Menanggapi hal tersebut, Anggota Komisi IV DPR RI Slamet menyampaikan, di tengah penghargaan atas keberhasilan PT. Pupuk Indonesia HC membukukan keuntungan, namun tetap harus memperhatikan temuan BPK tersebut.
"Jangan sampai ada kesan subsidi pupuk untuk petani justru banyak dinikmati oleh BUMN Pupuk,“ kata Slamet dalam berita rilisnya, Selasa (20/7/2021).
Slamet menjelaskan, ada banyak temuan BPK terkait Harga Pokok Produksi (HPP) yang terlalu tinggi karena memasukan biaya-biaya yang seharusnya bukan komponen biaya produksi sehingga tidak sesuai dengan Peraturan Menteri Pertanian Nomor 01/Permentan/Sr.130/1/2012 Tentang Komponen Harga Pokok Penjualan Pupuk Bersubsidi untuk sektor pertanian.
"Temuan lain dalam laporan BPK tersebut adalah terkait manajemen hubungan kerja dengan para rekanan yang menyebabkan pemborosan pada biaya distibusi yang ujungnya juga dibebankan pada Harga Pokok Produksi yang menyedot subsidi pupuk negara pada pembiayaan yang tidak semestinya," ungkapnya.
Di samping itu, sambung Slamet, ditemukan juga penyaluran pupuk bersubsidi yang belum direncanakan, dilaksanakan dan dipantau secara cermat sehingga tidak tepat sasaran mulai dari distributor sampai ke pengecer.

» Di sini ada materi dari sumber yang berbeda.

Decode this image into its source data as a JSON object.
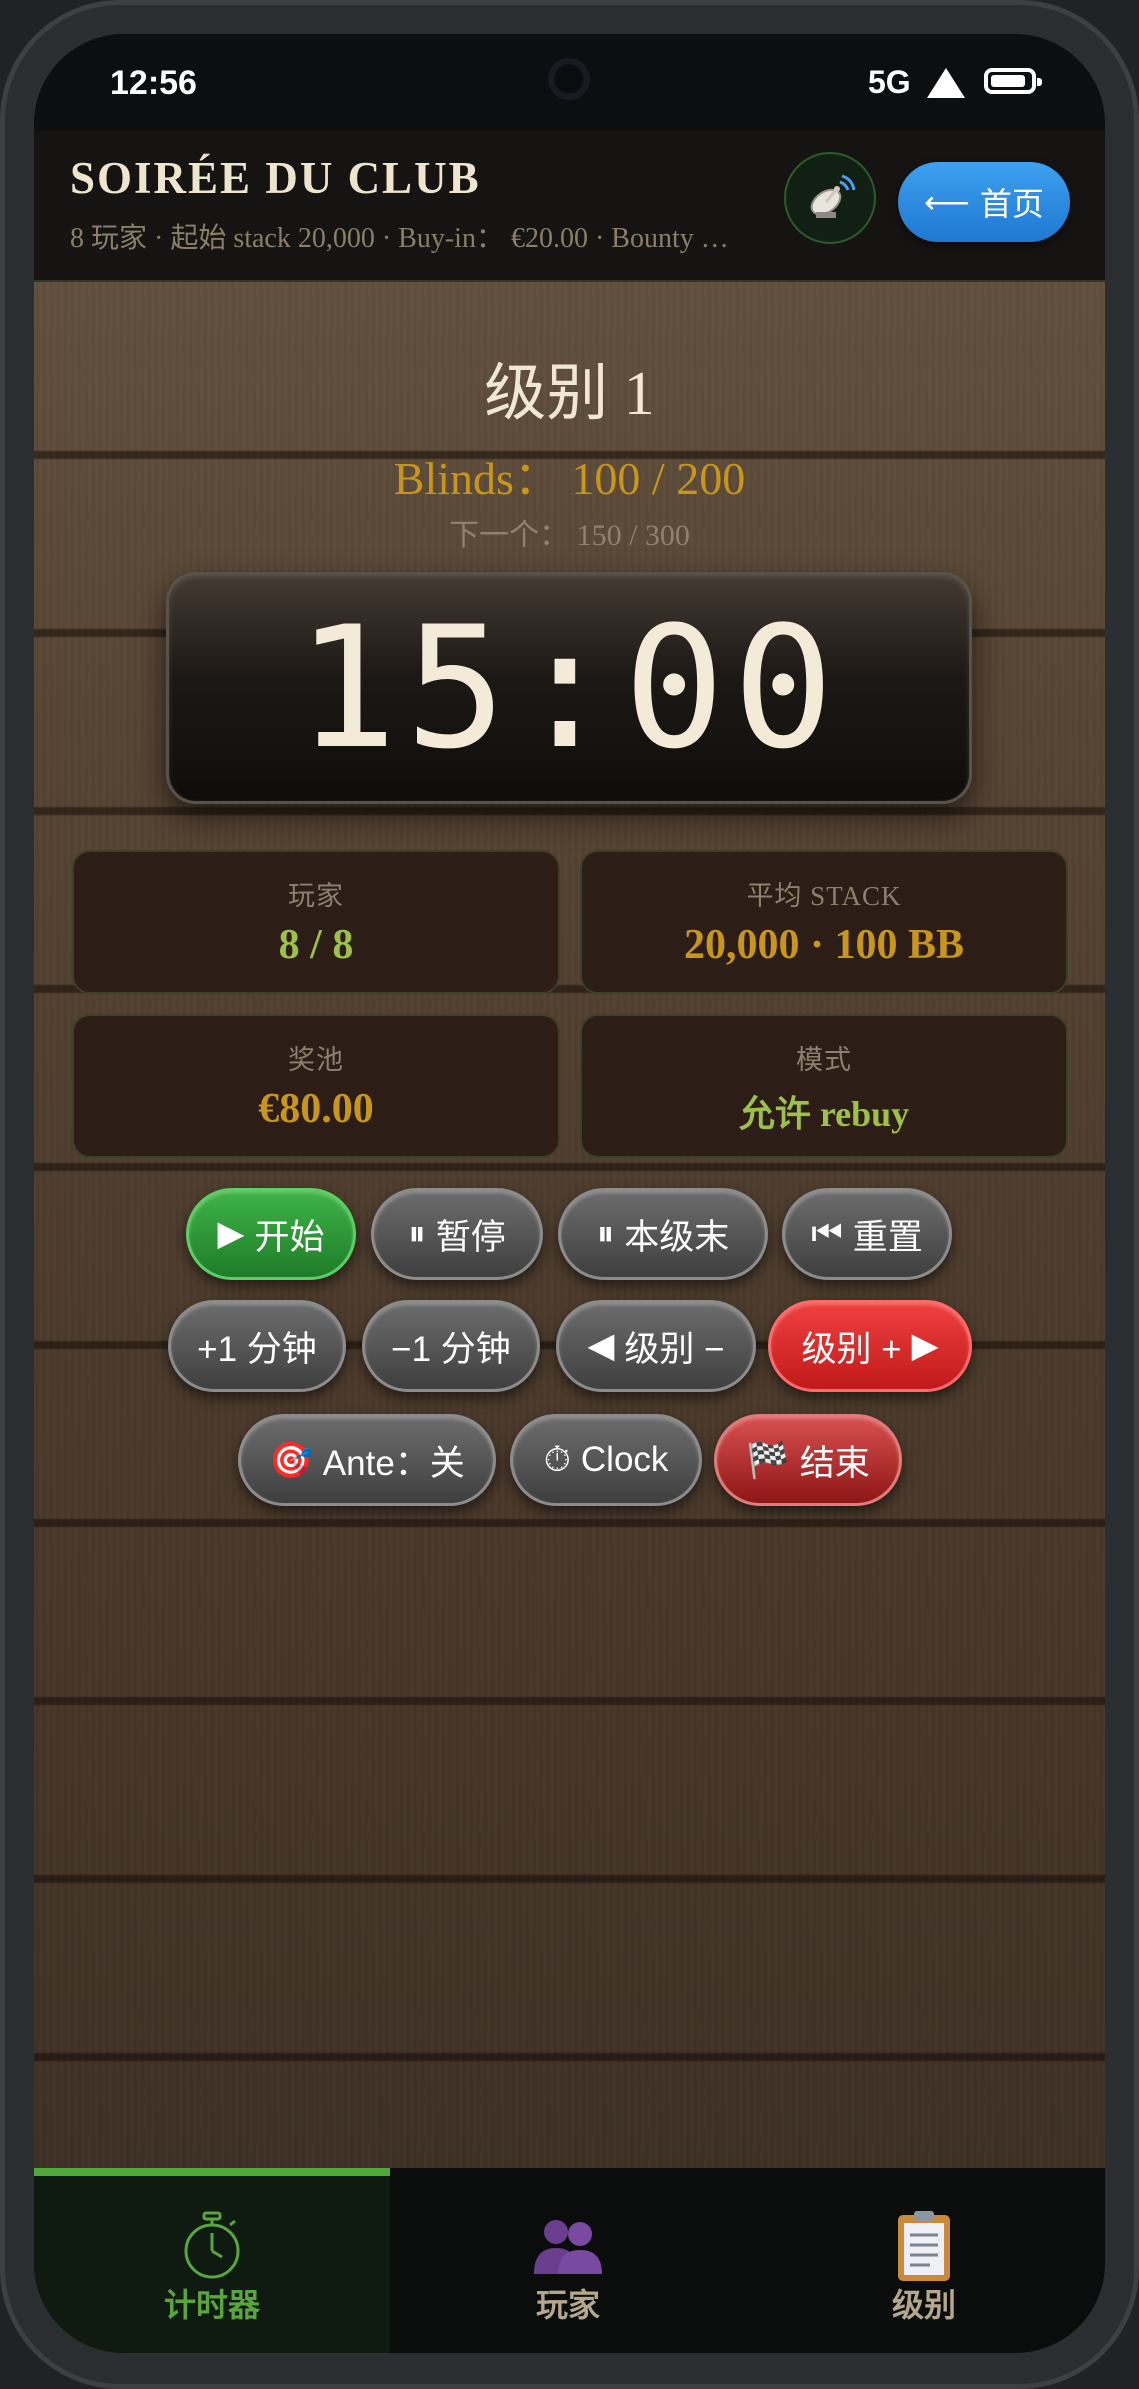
{
  "status": {
    "time": "12:56",
    "network": "5G"
  },
  "header": {
    "title": "SOIRÉE DU CLUB",
    "subtitle": "8 玩家 · 起始 stack 20,000 · Buy-in： €20.00 · Bounty …",
    "home_label": "首页",
    "home_arrow": "⟵"
  },
  "level": {
    "title": "级别 1",
    "blinds": "Blinds：  100 / 200",
    "next": "下一个：  150 / 300"
  },
  "timer": {
    "value": "15:00"
  },
  "stats": {
    "players": {
      "label": "玩家",
      "value": "8 / 8"
    },
    "avg_stack": {
      "label": "平均 STACK",
      "value": "20,000 · 100 BB"
    },
    "pot": {
      "label": "奖池",
      "value": "€80.00"
    },
    "mode": {
      "label": "模式",
      "value": "允许 rebuy"
    }
  },
  "controls": {
    "start": {
      "icon": "▶",
      "label": "开始"
    },
    "pause": {
      "icon": "⏸",
      "label": "暂停"
    },
    "level_end": {
      "icon": "⏸",
      "label": "本级末"
    },
    "reset": {
      "icon": "⏮",
      "label": "重置"
    },
    "plus_minute": "+1 分钟",
    "minus_minute": "−1 分钟",
    "level_prev": {
      "icon": "◀",
      "label": "级别 −"
    },
    "level_next": {
      "icon": "▶",
      "label": "级别 +"
    },
    "ante": {
      "icon": "🎯",
      "label": "Ante：关"
    },
    "clock": {
      "icon": "⏱",
      "label": "Clock"
    },
    "finish": {
      "icon": "🏁",
      "label": "结束"
    }
  },
  "tabs": [
    {
      "label": "计时器",
      "icon": "stopwatch-icon",
      "active": true,
      "color": "#5aa63e"
    },
    {
      "label": "玩家",
      "icon": "players-icon",
      "active": false,
      "color": "#b5a78e"
    },
    {
      "label": "级别",
      "icon": "clipboard-icon",
      "active": false,
      "color": "#b5a78e"
    }
  ],
  "colors": {
    "accent_gold": "#c8961d",
    "value_green": "#9cc04a",
    "home_blue": "#2f8fe6",
    "active_green": "#4ea83a"
  }
}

Hal ini berpotensi ada petani yang tidak mendapatkan haknya sesuai eRDKK, atau menyebabkan kelangkaan pupuk di lapangan.
"Persoalan besar pupuk bersubsidi terletak pada besarnya angka subsidi pupuk oleh negara dan manajemen penyaluran yang tidak tepat sasaran menyebabkan pupuk bersubsidi langka, sehingga tetap tidak bisa dirasakan oleh banyak petani dan tidak bisa mendongkrak produktifitas petani. Alhasil angka pertumbuhan produksi panen padi petani menjadi stagnan bahkan cenderung menurun," papar Legislator Fraksi PKS itu.

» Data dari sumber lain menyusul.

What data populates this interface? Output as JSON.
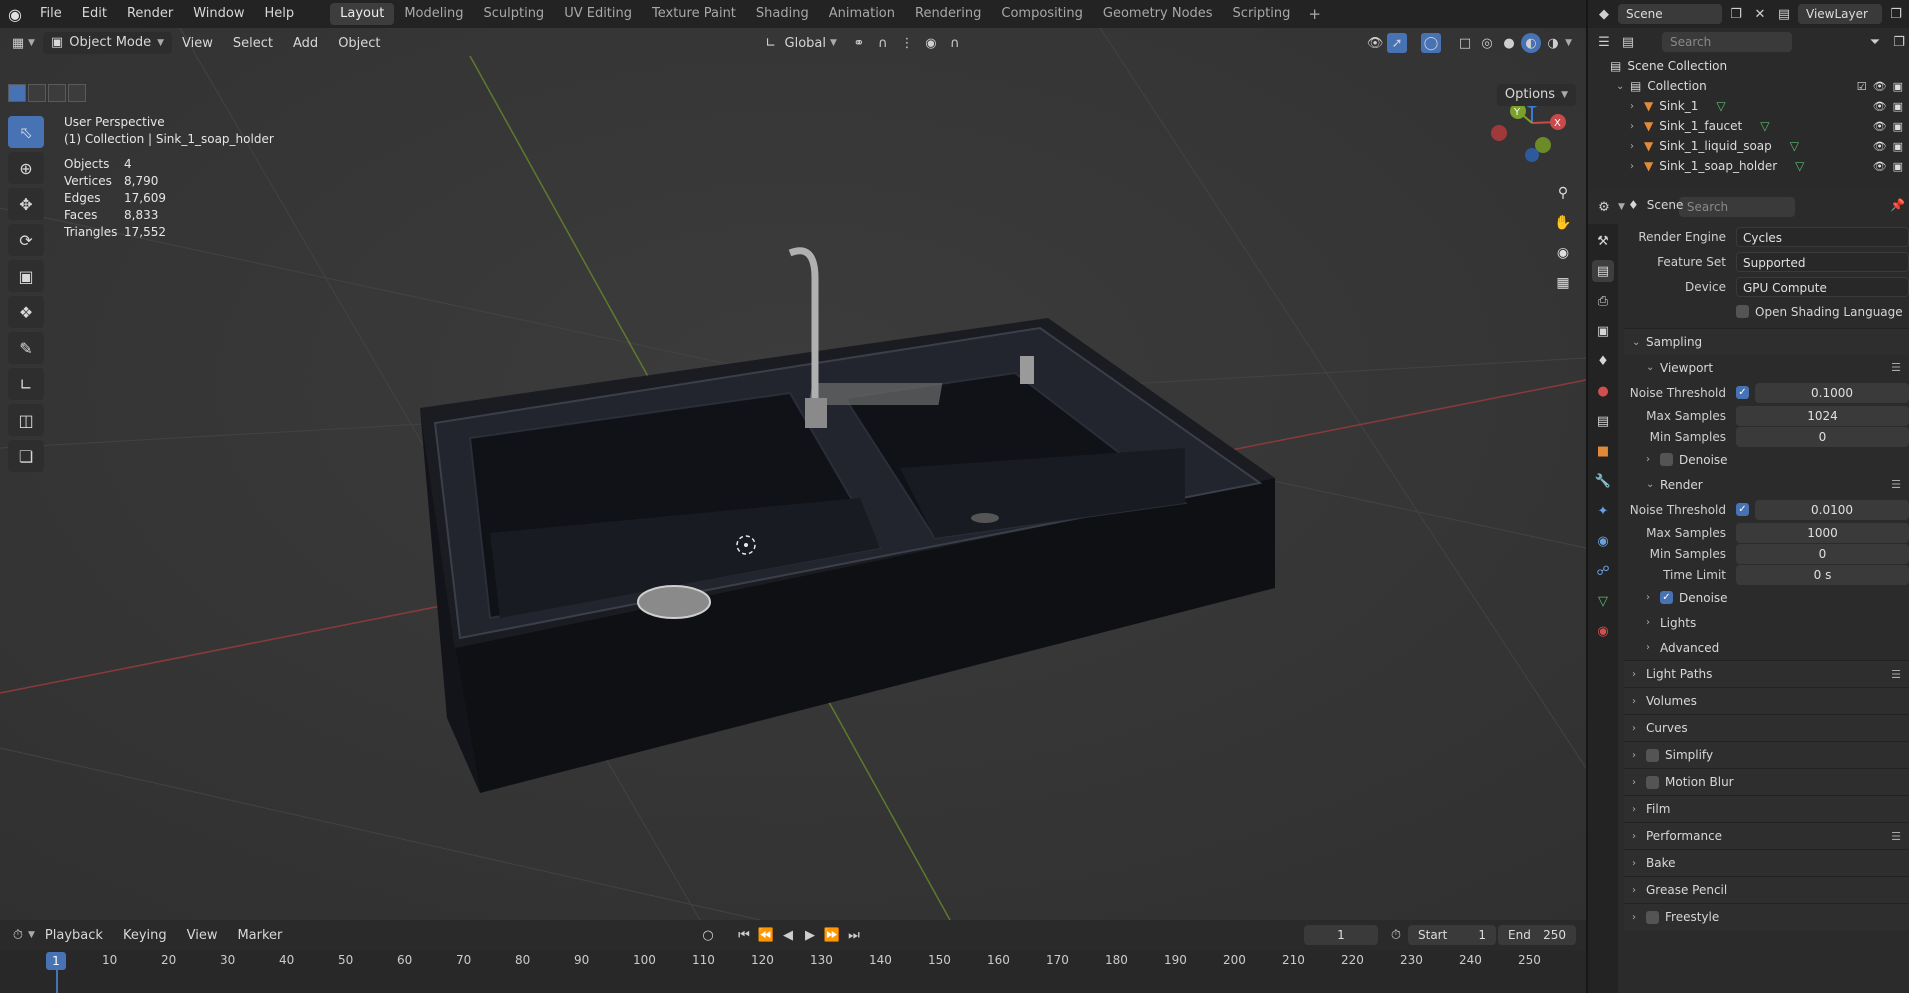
{
  "topbar": {
    "menus": [
      "File",
      "Edit",
      "Render",
      "Window",
      "Help"
    ],
    "workspaces": [
      "Layout",
      "Modeling",
      "Sculpting",
      "UV Editing",
      "Texture Paint",
      "Shading",
      "Animation",
      "Rendering",
      "Compositing",
      "Geometry Nodes",
      "Scripting"
    ],
    "active_workspace": "Layout",
    "scene": "Scene",
    "view_layer": "ViewLayer"
  },
  "viewport_header": {
    "mode": "Object Mode",
    "menus": [
      "View",
      "Select",
      "Add",
      "Object"
    ],
    "transform_orientation": "Global",
    "options": "Options"
  },
  "viewport": {
    "view_name": "User Perspective",
    "collection_label": "(1) Collection | Sink_1_soap_holder",
    "stats": [
      {
        "k": "Objects",
        "v": "4"
      },
      {
        "k": "Vertices",
        "v": "8,790"
      },
      {
        "k": "Edges",
        "v": "17,609"
      },
      {
        "k": "Faces",
        "v": "8,833"
      },
      {
        "k": "Triangles",
        "v": "17,552"
      }
    ],
    "gizmo": {
      "x": "X",
      "y": "Y",
      "z": "Z"
    }
  },
  "timeline": {
    "menus": [
      "Playback",
      "Keying",
      "View",
      "Marker"
    ],
    "current_frame": "1",
    "start_label": "Start",
    "start": "1",
    "end_label": "End",
    "end": "250",
    "ticks": [
      "10",
      "20",
      "30",
      "40",
      "50",
      "60",
      "70",
      "80",
      "90",
      "100",
      "110",
      "120",
      "130",
      "140",
      "150",
      "160",
      "170",
      "180",
      "190",
      "200",
      "210",
      "220",
      "230",
      "240",
      "250"
    ],
    "cursor_frame": "1"
  },
  "outliner": {
    "search_placeholder": "Search",
    "root": "Scene Collection",
    "collection": "Collection",
    "items": [
      "Sink_1",
      "Sink_1_faucet",
      "Sink_1_liquid_soap",
      "Sink_1_soap_holder"
    ]
  },
  "properties": {
    "search_placeholder": "Search",
    "context": "Scene",
    "render_engine_label": "Render Engine",
    "render_engine": "Cycles",
    "feature_set_label": "Feature Set",
    "feature_set": "Supported",
    "device_label": "Device",
    "device": "GPU Compute",
    "osl_label": "Open Shading Language",
    "sampling": "Sampling",
    "viewport": "Viewport",
    "noise_threshold_label": "Noise Threshold",
    "vp_noise_threshold": "0.1000",
    "max_samples_label": "Max Samples",
    "vp_max_samples": "1024",
    "min_samples_label": "Min Samples",
    "vp_min_samples": "0",
    "denoise": "Denoise",
    "render": "Render",
    "r_noise_threshold": "0.0100",
    "r_max_samples": "1000",
    "r_min_samples": "0",
    "time_limit_label": "Time Limit",
    "r_time_limit": "0 s",
    "lights": "Lights",
    "advanced": "Advanced",
    "sections": [
      "Light Paths",
      "Volumes",
      "Curves",
      "Simplify",
      "Motion Blur",
      "Film",
      "Performance",
      "Bake",
      "Grease Pencil",
      "Freestyle"
    ]
  }
}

Dikatakannya, angka subsidi yang sebesar Rp34,2 triliun hanya baru mensubsidi sekitar 34 persen dari kebutuhan eRDKK, atau sekitar 8,8 juta ton dari 26,2 juta ton.

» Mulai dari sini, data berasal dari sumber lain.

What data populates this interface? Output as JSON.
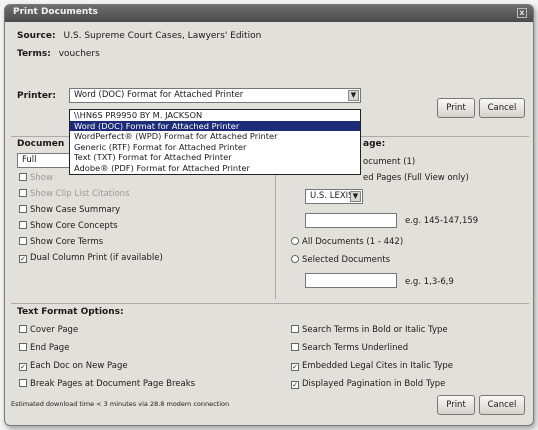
{
  "window": {
    "title": "Print Documents",
    "close_glyph": "x"
  },
  "source": {
    "label": "Source:",
    "value": "U.S. Supreme Court Cases, Lawyers' Edition"
  },
  "terms": {
    "label": "Terms:",
    "value": "vouchers"
  },
  "printer": {
    "label": "Printer:",
    "selected": "Word (DOC) Format for Attached Printer",
    "options": [
      "\\\\HN6S PR9950 BY M. JACKSON",
      "Word (DOC) Format for Attached Printer",
      "WordPerfect® (WPD) Format for Attached Printer",
      "Generic (RTF) Format for Attached Printer",
      "Text (TXT) Format for Attached Printer",
      "Adobe® (PDF) Format for Attached Printer"
    ],
    "highlighted_index": 1
  },
  "buttons": {
    "print": "Print",
    "cancel": "Cancel"
  },
  "document_section": {
    "label": "Documen",
    "format_value": "Full",
    "options": [
      {
        "label": "Show",
        "checked": false,
        "disabled": true
      },
      {
        "label": "Show Clip List Citations",
        "checked": false,
        "disabled": true
      },
      {
        "label": "Show Case Summary",
        "checked": false,
        "disabled": false
      },
      {
        "label": "Show Core Concepts",
        "checked": false,
        "disabled": false
      },
      {
        "label": "Show Core Terms",
        "checked": false,
        "disabled": false
      },
      {
        "label": "Dual Column Print (if available)",
        "checked": true,
        "disabled": false
      }
    ]
  },
  "range_section": {
    "label": "age:",
    "items": [
      "ocument (1)",
      "ed Pages (Full View only)"
    ],
    "page_prefix": "U.S. LEXIS",
    "page_example": "e.g. 145-147,159",
    "all_docs": "All Documents (1 - 442)",
    "selected_docs": "Selected Documents",
    "doc_example": "e.g. 1,3-6,9"
  },
  "text_format": {
    "title": "Text Format Options:",
    "left": [
      {
        "label": "Cover Page",
        "checked": false
      },
      {
        "label": "End Page",
        "checked": false
      },
      {
        "label": "Each Doc on New Page",
        "checked": true
      },
      {
        "label": "Break Pages at Document Page Breaks",
        "checked": false
      }
    ],
    "right": [
      {
        "label": "Search Terms in Bold or Italic Type",
        "checked": false
      },
      {
        "label": "Search Terms Underlined",
        "checked": false
      },
      {
        "label": "Embedded Legal Cites in Italic Type",
        "checked": true
      },
      {
        "label": "Displayed Pagination in Bold Type",
        "checked": true
      }
    ]
  },
  "footer": {
    "estimate": "Estimated download time < 3 minutes via 28.8 modem connection"
  }
}
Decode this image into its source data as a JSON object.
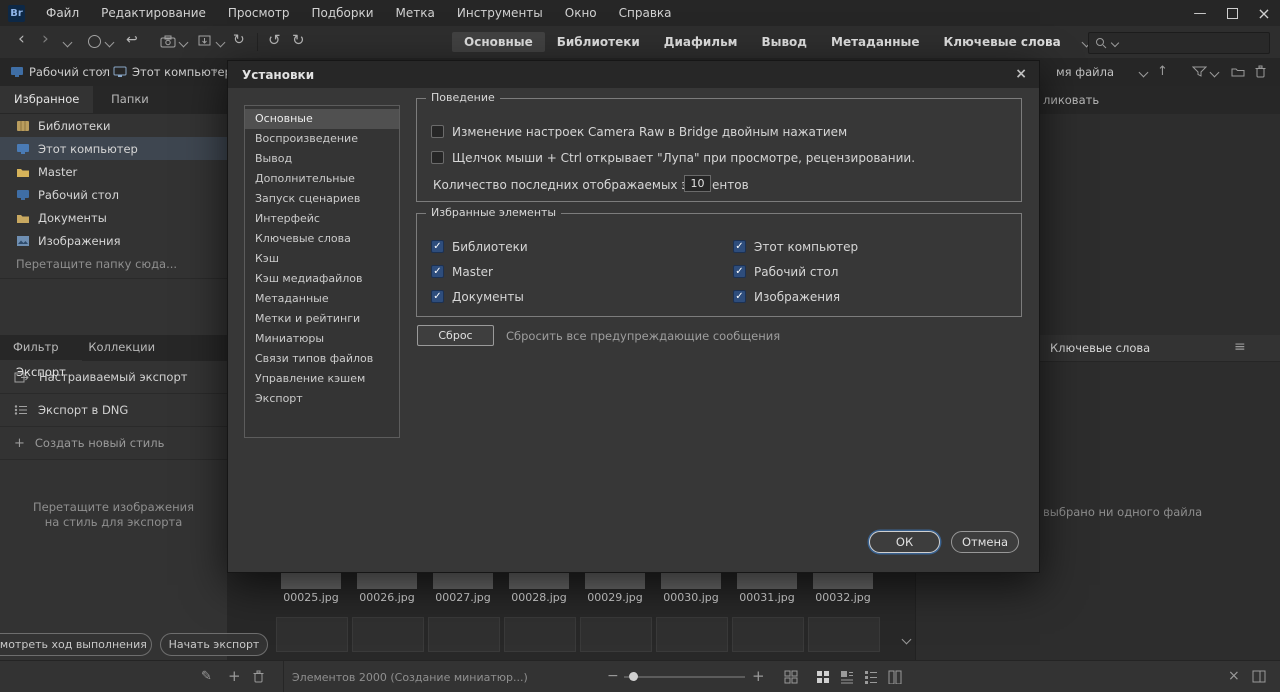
{
  "icons": {
    "back": "‹",
    "forward": "›",
    "crumb_sep": "›",
    "return": "↩",
    "rotate_ccw": "↺",
    "rotate_cw": "↻",
    "refresh": "↻",
    "minimize": "—",
    "close": "×",
    "plus": "+",
    "minus": "−",
    "pencil": "✎",
    "hamburger": "≡",
    "check": "✓",
    "up_arrow": "↑"
  },
  "titlebar": {
    "logo": "Br",
    "menus": [
      "Файл",
      "Редактирование",
      "Просмотр",
      "Подборки",
      "Метка",
      "Инструменты",
      "Окно",
      "Справка"
    ]
  },
  "toolbar": {
    "tabs": [
      "Основные",
      "Библиотеки",
      "Диафильм",
      "Вывод",
      "Метаданные",
      "Ключевые слова"
    ]
  },
  "pathbar": {
    "crumbs": [
      "Рабочий стол",
      "Этот компьютер"
    ],
    "sort_partial": "мя файла"
  },
  "left": {
    "panel_tabs": [
      "Избранное",
      "Папки"
    ],
    "favorites": [
      "Библиотеки",
      "Этот компьютер",
      "Master",
      "Рабочий стол",
      "Документы",
      "Изображения"
    ],
    "drop_hint": "Перетащите папку сюда...",
    "bottom_tabs": [
      "Фильтр",
      "Коллекции",
      "Экспорт"
    ],
    "export_items": [
      "Настраиваемый экспорт",
      "Экспорт в DNG",
      "Создать новый стиль"
    ],
    "hint1": "Перетащите изображения",
    "hint2": "на стиль для экспорта",
    "progress_btn": "осмотреть ход выполнения",
    "start_btn": "Начать экспорт"
  },
  "dialog": {
    "title": "Установки",
    "categories": [
      "Основные",
      "Воспроизведение",
      "Вывод",
      "Дополнительные",
      "Запуск сценариев",
      "Интерфейс",
      "Ключевые слова",
      "Кэш",
      "Кэш медиафайлов",
      "Метаданные",
      "Метки и рейтинги",
      "Миниатюры",
      "Связи типов файлов",
      "Управление кэшем",
      "Экспорт"
    ],
    "behavior": {
      "legend": "Поведение",
      "cb1": "Изменение настроек Camera Raw в Bridge двойным нажатием",
      "cb2": "Щелчок мыши + Ctrl открывает \"Лупа\" при просмотре, рецензировании.",
      "recent_label": "Количество последних отображаемых элементов",
      "recent_value": "10"
    },
    "favorites": {
      "legend": "Избранные элементы",
      "col1": [
        "Библиотеки",
        "Master",
        "Документы"
      ],
      "col2": [
        "Этот компьютер",
        "Рабочий стол",
        "Изображения"
      ]
    },
    "reset_btn": "Сброс",
    "reset_text": "Сбросить все предупреждающие сообщения",
    "ok": "ОК",
    "cancel": "Отмена"
  },
  "content": {
    "files": [
      "00025.jpg",
      "00026.jpg",
      "00027.jpg",
      "00028.jpg",
      "00029.jpg",
      "00030.jpg",
      "00031.jpg",
      "00032.jpg"
    ]
  },
  "right": {
    "publish_partial": "ликовать",
    "keywords_title": "Ключевые слова",
    "empty_text": "выбрано ни одного файла"
  },
  "status": {
    "items_text": "Элементов 2000 (Создание миниатюр...)"
  }
}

Ia mengatakan, di sisi lain kita sebenarnya banyak melihat kemampuan petani, UKM dan perusahaan swasta menciptakan pupuk murah yang bagus dan diminati petani. Tetapi pemerintah melakukan pembatasan dan mekanisme izin yang super ketat sehingga sulit ditembus, lebih ketat dari masuknya pupuk impor.
“Di tengah kelangkaan pupuk bersubsidi dan tingginya subsidi pupuk, saya menyarankan agar presiden membuka pembatasan peran serta masyarakat untuk ikut membangun negara melalui penemuan pupuk bagus dan murah dan menekan pemborosan. BUMN harus efisien dan tidak kalah bersaing dengan pupuk buatan petani, UKM atau swasta lainnya," pungkasnya.